During the Senate plenary debate Tuesday night, De Lima noted how the proposed budget of the OP has dramatically ballooned to P20.03 billion which is around P17 billion more than its existing budget of only P2.87 billion for 2016.

“Why must the President spend more than ₱2 billion for confidential and intelligence expenses when there are agencies which specialize in intelligence operations?,” she asked.

Under the proposed 2017 national budget, the President’s confidential and intelligence funds are given an allocation of ₱1 billion – or 400 percent times bigger than the current ₱250 million.

Confidential funds are for surveillance activities in civilian government agencies to support its mandate, while intelligence expenses are for intelligence information gathering of the military, police, and intel agents on matters of national security.

The former justice secretary explained that there are various government agencies which are directly responsible or mandated for the intelligence gathering.

These agencies are the National Bureau of Investigation (NBI) Intelligence Service, Philippine National Police Intelligence Group, Philippine Drug Enforcement Agency (PDEA) Intelligence Service, Intelligence Service of the Armed Forces of the Philippines, and the National Intelligence Coordinating Agency.

De Lima pointed out that a bloated allocation of confidential and intelligence fund under the OP reveals the administration’s apparent distrust on the current intelligence operations.

“The President is the ultimate recipient of intelligence reports and not the one supposed to generate them.

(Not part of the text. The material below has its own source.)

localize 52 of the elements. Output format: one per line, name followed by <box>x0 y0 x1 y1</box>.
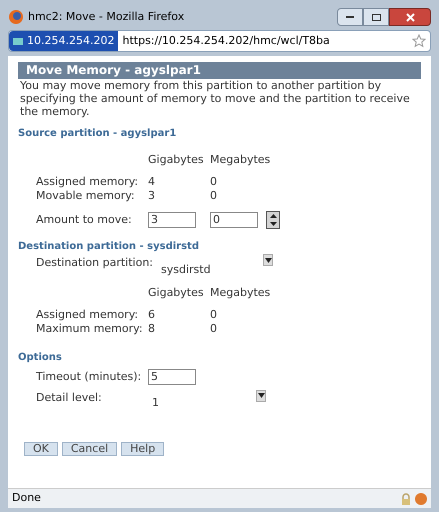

Why must he require considerable funds for confidential and intelligence expenses for operations that would render the intelligence operations of the said agencies useless?,” she said.

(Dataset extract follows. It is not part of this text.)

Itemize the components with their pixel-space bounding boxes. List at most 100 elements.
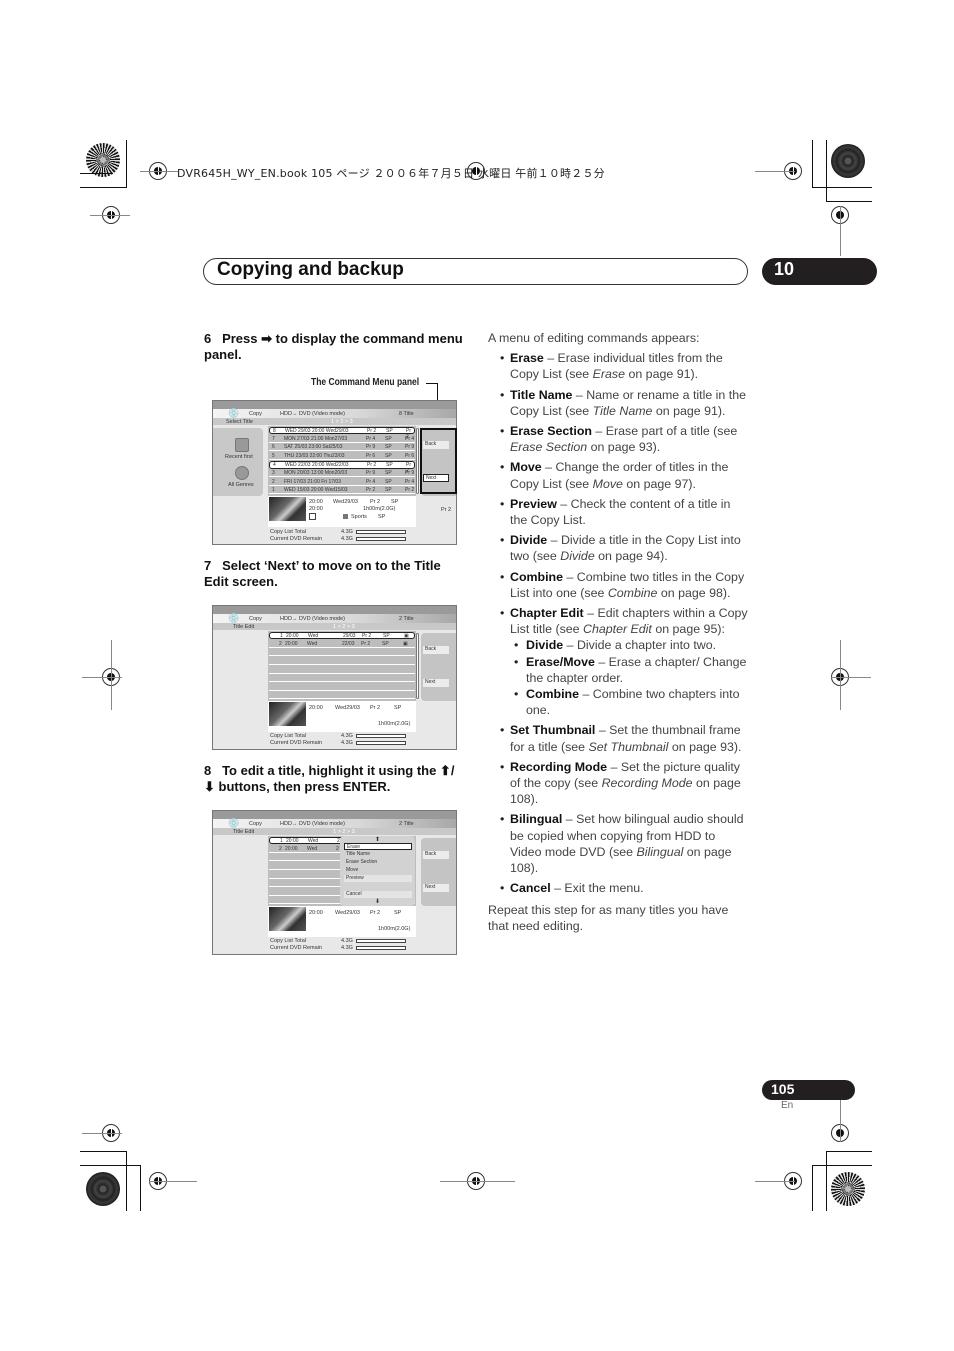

De Lima recalled that President Duterte made public the so-called “drug matrix” containing names of persons allegedly involved in drug operations inside the New Bilibid Prison. The list that includes herself and other public officials was dismissed as unreliable.

The President had later apologized to some officials he implicated, saying the list had flaws because he was negligent in counterchecking the facts. Both NBI and PDEA had denied their involvement in the preparation of the list of alleged “narco-politicians.”

These instances, De Lima continued, serve as more than proofs that the President does not demand a high standard of intelligence gathering and validation prior to taking appropriate action.

“Should we abolish the intelligence agencies since the President does not trust their operations? Or should we restrict the President’s propensity to generate and act on low quality intelligence?,” she said.

“The President should instead make use of the intelligence reports of our agencies instead of generating them himself,” she said.